Used in RLHF flows after weight updates to invalidate all cached blocks. Only succeeds if no requests are actively using blocks:

# block_pool.py -- reset_prefix_cache()
def reset_prefix_cache(self) -> bool:
    num_used_blocks = self.num_gpu_blocks - self.get_num_free_blocks()
    if num_used_blocks != 1:  # Only the null block should be "used"
        return False
    self.cached_block_hash_to_block = BlockHashToBlockMap()
    for block in self.blocks:
        block.reset_hash()
    return True

Complete Source File Map

FileKey Classes / FunctionsResponsibility
sched/scheduler.py Scheduler.schedule() Main scheduling loop: running phase, waiting phase, preemption, output construction
sched/output.py SchedulerOutput, NewRequestData, CachedRequestData IPC-optimized scheduler-to-worker communication protocol
kv_cache_manager.py KVCacheManager Scheduler-facing facade for block allocation, prefix cache, and freeing
kv_cache_coordinator.py UnitaryKVCacheCoordinator, HybridKVCacheCoordinator Coordinate multi-group cache hits, dispatch to per-type managers
single_type_kv_cache_manager.py FullAttentionManager, SlidingWindowManager Per-attention-type block management, find_longest_cache_hit(), req_to_blocks
block_pool.py BlockPool, BlockHashToBlockMap GPU block pool with free queue, hash-to-block cache, eviction logic
kv_cache_utils.py KVCacheBlock, FreeKVCacheBlockQueue, hash_block_tokens() Block metadata, O(1) doubly-linked free list, chained hash computation

Key Design Principles

No Phase Separation

Prefill and decode share one token budget.

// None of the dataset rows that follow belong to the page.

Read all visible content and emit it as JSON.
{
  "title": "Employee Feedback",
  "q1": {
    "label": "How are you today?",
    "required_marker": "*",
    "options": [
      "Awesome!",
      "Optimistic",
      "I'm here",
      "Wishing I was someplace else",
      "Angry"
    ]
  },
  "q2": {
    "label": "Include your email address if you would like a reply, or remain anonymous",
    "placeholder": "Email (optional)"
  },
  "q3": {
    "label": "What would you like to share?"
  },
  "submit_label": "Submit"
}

A single scheduling loop handles all request types uniformly.

Append-Only Block Tables

Block IDs are never reordered within a request. New blocks are appended. This enables efficient GPU-side attention.

Recompute > Swap

V1 dropped CPU swap. Prefix caching makes recomputation efficient -- most prefix blocks are recovered from cache.

Zero-Allocation Free List

The free queue embeds linked-list pointers in KVCacheBlock itself. No wrapper objects means no GC overhead.